Danone fails to obtain transfer of WAHAHA trademark


The Hangzhou Arbitration Commission has held that the trademark transfer agreement under which Wahaha Group was to transfer the famous beverage trademark WAHAHA to a group of joint ventures it had set up with Groupe Danone expired in 1999 when the China Trademark Office refused to record the assignment. Therefore, the WAHAHA trademark belonged to Wahaha.

This episode represents an important chapter in the battle between Danone and Wahaha over the WAHAHA mark.

In 1996 Danone entered into joint ventures with Wahaha, taking up a 51% stake in a total of 39 joint ventures. It paid several million US dollars to Wahaha to have the WAHAHA trademark assigned to the joint venture group. Under the trademark transfer agreement, Wahaha was to assign the WAHAHA trademark to the joint venture group. The joint venture group, one of the largest beverage companies in China, was very successful, recording sales of $1.5 billion in 2006. However, relations between the joint venture partners turned sour, and Danone and Wahaha have been battling over the WAHAHA trademark since the middle of 2007.

In May 2007 Danone commenced arbitration proceedings in Stockholm. In June Danone filed a lawsuit in Los Angeles against certain companies set up by family members of the chairman of Wahaha, alleging that the companies engaged in the sale of WAHAHA products which were manufactured outside the joint ventures. Danone obtained court orders freezing the assets of these companies.

In June 2007 Wahaha commenced proceedings over the trademark transfer before the Hangzhou Arbitration Commission, claiming that the WAHAHA trademark was never formally and legally transferred to the joint venture group. It also commenced proceedings before the Guilin Intermediate People's Court alleging that certain Danone executives had breached company law or damaged the interests of the joint venture group by serving on the boards of several companies that competed with the joint venture group. Wahaha obtained judgment in its favour in November 2007 and Danone appealed to the Higher People's Court.

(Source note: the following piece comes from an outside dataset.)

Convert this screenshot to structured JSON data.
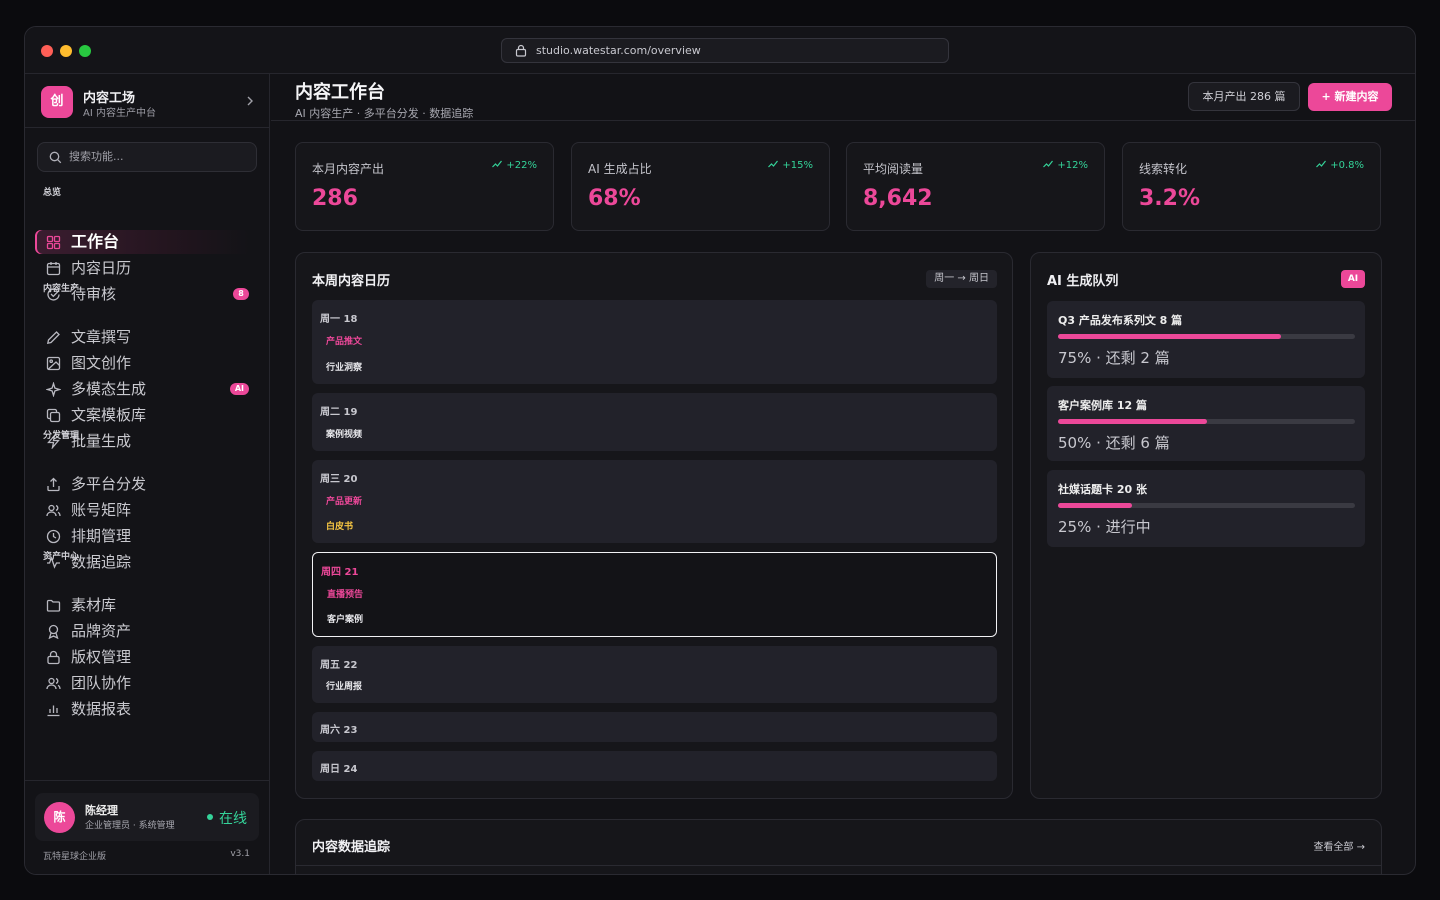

Reacting to Wahaha’s request for arbitration in Hangzhou, in August 2007 Danone filed suit with the Beijing First Intermediate People's Court against the China Trademark Office for refusing to approve the application to transfer the WAHAHA mark from Wahaha to the joint venture group. However, Danone withdrew the case in November 2007.

A few days after the Hangzhou arbitration decision was rendered, the trade union of Wahaha filed suit against Danone with the Shangdong Intermediate People's Court, alleging that Danone had damaged the interests of Wahaha workers by appointing executives of the joint venture to serve on the board of companies that were in competition with the joint venture. The trade union claimed damages in the sum of Rmb10 million ($1.35 million).

The dispute between Danone Wahaha has escalated into an international crisis. The dispute was on the agenda for discussion when French President Nicolas Sarkozy visited China in November 2007. However, 10 days after the Hangzhou arbitration decision was issued, Danone and Wahaha issued a joint press statement declaring that in accordance with the wishes of the French and Chinese governments, the two groups had agreed to end antagonism and return to the negotiation table.